The clinical implications are substantial. Given that pathological changes underlying dementia begin 10–20 years before symptom onset, and that memory clinic attendees are already in a high-risk window, undetected sleep disorders represent a missed opportunity for intervention. The authors argue that routine, objective sleep screening — including PSG or at minimum validated actigraphy — should be integrated into memory clinic workflows. Relying on self-report alone is insufficient and potentially misleading. Treating OSA and addressing sleep duration abnormalities may offer a meaningful, modifiable pathway to slow cognitive decline in this vulnerable population.
Key Findings
- 75.3% of memory clinic patients had OSA confirmed by polysomnography, but only 12.7% had a prior diagnosis — a massive detection gap
- Self-reported short sleep (30.5%) was nearly 4x higher than actigraphy-measured short sleep (8.5%), indicating poor concordance between subjective and objective measures
- Self-reported long sleep (10.2%) was twice the actigraphy rate (5.1%), further confirming systematic misperception of sleep duration in this population
- OSA was significantly associated with impaired global cognition (MMSE) and verbal memory (RAVLT delayed recall), p<0.05
- Long sleep duration predicted deficits across all four cognitive domains — global cognition, processing speed, verbal memory, and executive function — all p<0.05
- Long sleep duration significantly predicted classification as amnestic MCI (aMCI) versus SCI in multinomial logistic regression (p<0.05)

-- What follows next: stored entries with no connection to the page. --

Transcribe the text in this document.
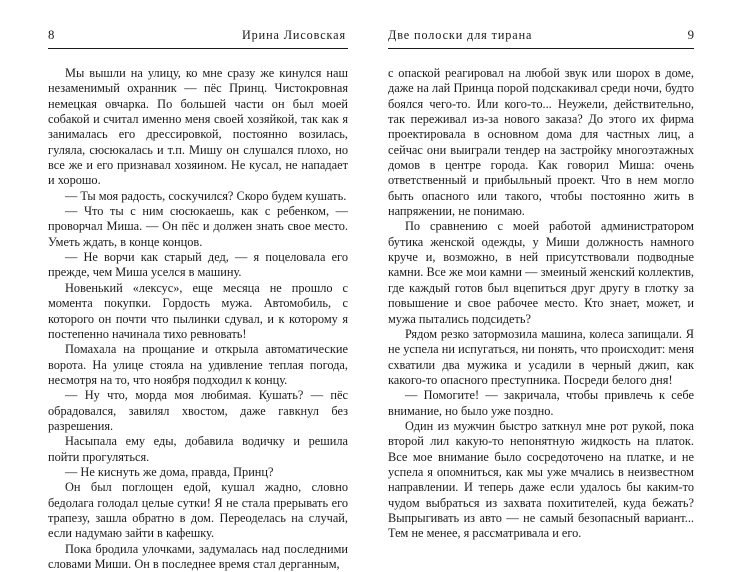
8	Ирина Лисовская

Мы вышли на улицу, ко мне сразу же кинулся наш незаменимый охранник — пёс Принц. Чистокровная немецкая овчарка. По большей части он был моей собакой и считал именно меня своей хозяйкой, так как я занималась его дрессировкой, постоянно возилась, гуляла, сюсюкалась и т.п. Мишу он слушался плохо, но все же и его признавал хозяином. Не кусал, не нападает и хорошо.

— Ты моя радость, соскучился? Скоро будем кушать.

— Что ты с ним сюсюкаешь, как с ребенком, — проворчал Миша. — Он пёс и должен знать свое место. Уметь ждать, в конце концов.

— Не ворчи как старый дед, — я поцеловала его прежде, чем Миша уселся в машину.

Новенький «лексус», еще месяца не прошло с момента покупки. Гордость мужа. Автомобиль, с которого он почти что пылинки сдувал, и к которому я постепенно начинала тихо ревновать!

Помахала на прощание и открыла автоматические ворота. На улице стояла на удивление теплая погода, несмотря на то, что ноября подходил к концу.

— Ну что, морда моя любимая. Кушать? — пёс обрадовался, завилял хвостом, даже гавкнул без разрешения.

Насыпала ему еды, добавила водичку и решила пойти прогуляться.

— Не киснуть же дома, правда, Принц?

Он был поглощен едой, кушал жадно, словно бедолага голодал целые сутки! Я не стала прерывать его трапезу, зашла обратно в дом. Переоделась на случай, если надумаю зайти в кафешку.

Пока бродила улочками, задумалась над последними словами Миши. Он в последнее время стал дерганным,

Две полоски для тирана	9

с опаской реагировал на любой звук или шорох в доме, даже на лай Принца порой подскакивал среди ночи, будто боялся чего-то. Или кого-то... Неужели, действительно, так переживал из-за нового заказа? До этого их фирма проектировала в основном дома для частных лиц, а сейчас они выиграли тендер на застройку многоэтажных домов в центре города. Как говорил Миша: очень ответственный и прибыльный проект. Что в нем могло быть опасного или такого, чтобы постоянно жить в напряжении, не понимаю.

По сравнению с моей работой администратором бутика женской одежды, у Миши должность намного круче и, возможно, в ней присутствовали подводные камни. Все же мои камни — змеиный женский коллектив, где каждый готов был вцепиться друг другу в глотку за повышение и свое рабочее место. Кто знает, может, и мужа пытались подсидеть?

Рядом резко затормозила машина, колеса запищали. Я не успела ни испугаться, ни понять, что происходит: меня схватили два мужика и усадили в черный джип, как какого-то опасного преступника. Посреди белого дня!

— Помогите! — закричала, чтобы привлечь к себе внимание, но было уже поздно.

Один из мужчин быстро заткнул мне рот рукой, пока второй лил какую-то непонятную жидкость на платок. Все мое внимание было сосредоточено на платке, и не успела я опомниться, как мы уже мчались в неизвестном направлении. И теперь даже если удалось бы каким-то чудом выбраться из захвата похитителей, куда бежать? Выпрыгивать из авто — не самый безопасный вариант... Тем не менее, я рассматривала и его.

- 14.2% of participants endorsed REM sleep behavior disorder symptoms — far above the ~2% community prevalence — signaling elevated neurodegenerative risk in this cohort
Methodology
This was a retrospective cross-sectional study of 1,234 consecutive adults aged ≥50 attending a specialist memory clinic in Sydney, Australia between 2009 and 2024. OSA was assessed via full in-lab polysomnography (PSG) and prior clinical history; sleep duration and circadian phase were measured by both self-report and wrist actigraphy; insomnia, sleep quality, and RBD were assessed using validated questionnaires (ISI, PSQI, RBDSQ). Cognitive outcomes included MMSE, TMT-A/B, and RAVLT. Analysis of Covariance (ANCOVA) and multinomial logistic regression were used to examine associations between sleep disturbances and neuropsychological performance and cognitive classification, with covariates including age, sex, BMI, and medical comorbidity burden.
Study Limitations
The study is cross-sectional, preventing causal inference about whether sleep disturbances cause cognitive decline or vice versa. Not all participants underwent PSG or actigraphy, introducing selection bias — those who completed PSG may differ systematically from those who did not. The sample was drawn from a single specialist clinic in Australia, limiting generalizability to broader or more diverse populations. No conflicts of interest were declared by the authors.